Racking wine off the lees. This was so fascinating to me. I always wanted to see this in action. After all the siphoning hoses and wands have soaked in large trash can-sized white bins for over 20 min with the Cleanskin solution, a pump is used to siphon the solution through the hose to sterilize it. Pumps are hooked up, making sure their nozzles don’t touch the ground, and then this octopus-looking equipment along with the clean kegs are walked slowly over to the stainless steel container where the wine that needs to be racked is living.

Ed uses a metal lid to contain the cap when something is resting and waiting to be racked off; this way it is exposed to far less oxygen. To remove this lid, it must be pulled off with chains with some force as there is suctioning that occurs.Ed had me peer down into the container so that he could point out the slightly greasy-looking film that had formed atop the cap of the wine and the white streaks around the edge of the container which indicated that some slight oxidation had occurred but wasn’t advanced and so, it was nothing to be concerned over. It’s natural.

Then Ed dipped a very long sterilized wand into the wine, just probing past the surface but not going so deep that he’d pick up lees. He had Dave hold another wand over one of the kegs and me maintain the remote control so as to watch the speed of the wine siphoning through and to stop as soon as one of them gave me the word. After the wine had been racked off, Ed showed me something that was pretty amazing – a slimy thick salmon-colored mess at the bottom of the container that looked like overworked clay. Those were the lees.

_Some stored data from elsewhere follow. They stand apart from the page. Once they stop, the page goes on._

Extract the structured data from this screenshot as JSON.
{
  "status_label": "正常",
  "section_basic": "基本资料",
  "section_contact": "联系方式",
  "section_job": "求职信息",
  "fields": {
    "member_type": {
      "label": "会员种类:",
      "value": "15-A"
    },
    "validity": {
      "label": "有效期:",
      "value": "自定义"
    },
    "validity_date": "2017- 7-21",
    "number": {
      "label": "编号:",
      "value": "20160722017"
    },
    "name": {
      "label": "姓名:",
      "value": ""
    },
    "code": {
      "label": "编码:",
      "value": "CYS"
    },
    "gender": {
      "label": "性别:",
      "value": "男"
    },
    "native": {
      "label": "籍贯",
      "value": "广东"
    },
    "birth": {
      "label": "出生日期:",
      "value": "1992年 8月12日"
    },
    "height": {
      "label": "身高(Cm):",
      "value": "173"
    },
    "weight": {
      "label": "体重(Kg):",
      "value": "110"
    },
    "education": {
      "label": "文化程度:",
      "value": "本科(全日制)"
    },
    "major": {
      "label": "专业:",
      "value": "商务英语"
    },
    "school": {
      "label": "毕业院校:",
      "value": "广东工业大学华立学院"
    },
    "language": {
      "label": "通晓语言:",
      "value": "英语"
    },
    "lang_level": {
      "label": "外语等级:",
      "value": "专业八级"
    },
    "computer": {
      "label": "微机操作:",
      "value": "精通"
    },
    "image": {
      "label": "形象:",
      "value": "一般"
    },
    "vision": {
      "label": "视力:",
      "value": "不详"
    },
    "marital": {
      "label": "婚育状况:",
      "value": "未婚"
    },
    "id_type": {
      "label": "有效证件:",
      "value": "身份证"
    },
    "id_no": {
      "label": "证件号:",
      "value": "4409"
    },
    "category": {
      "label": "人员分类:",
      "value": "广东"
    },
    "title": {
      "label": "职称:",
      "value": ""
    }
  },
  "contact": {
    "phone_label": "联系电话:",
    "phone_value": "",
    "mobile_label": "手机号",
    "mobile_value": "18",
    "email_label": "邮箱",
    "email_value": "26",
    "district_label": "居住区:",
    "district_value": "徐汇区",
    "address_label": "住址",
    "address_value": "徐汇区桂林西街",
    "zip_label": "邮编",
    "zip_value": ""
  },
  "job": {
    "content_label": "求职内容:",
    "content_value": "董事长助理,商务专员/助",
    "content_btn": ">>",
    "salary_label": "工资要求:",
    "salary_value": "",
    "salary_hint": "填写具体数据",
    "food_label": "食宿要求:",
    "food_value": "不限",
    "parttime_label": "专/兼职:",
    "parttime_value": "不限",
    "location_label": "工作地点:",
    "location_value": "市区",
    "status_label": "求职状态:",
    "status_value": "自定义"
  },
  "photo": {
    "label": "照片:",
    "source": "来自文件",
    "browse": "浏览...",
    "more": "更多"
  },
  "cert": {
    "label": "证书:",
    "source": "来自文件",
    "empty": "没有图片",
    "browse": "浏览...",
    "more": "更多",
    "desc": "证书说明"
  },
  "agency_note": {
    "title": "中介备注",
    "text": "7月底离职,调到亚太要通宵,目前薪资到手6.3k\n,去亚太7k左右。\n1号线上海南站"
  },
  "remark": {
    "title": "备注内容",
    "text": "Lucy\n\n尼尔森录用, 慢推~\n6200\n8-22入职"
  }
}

I am happy to report that I broke nothing and no one on my first day. I did however, position labels slightly higher on bottles of Rose than a client wanted (on 14 cases of wine unfortunately), sprayed some Rose on the floor on accident while filling bottles (twice, actually  – hey, that hand wand is leaky and sensitive!) and, while unscrewing a pump nozzle to replace with another nozzle, I forgot the pump was filled with pressurized nitrogen gas, and, once the nozzle in question came loose, shot off and flew halfway across the winery.

After day 1, I think that some challenges I’ll have before me is to make sure to a) always move slow and b) make sure that all tools are cleaned and then cleaned again and never touching the ground unless they’re meant to. There’s a lot to learn with each step in making wine I’m finding, but the most important thing is that it’s done hygienically, safely and slowly. I’d do no one any favors by cutting corners. Healthy wine takes time and I’m learning to embrace that.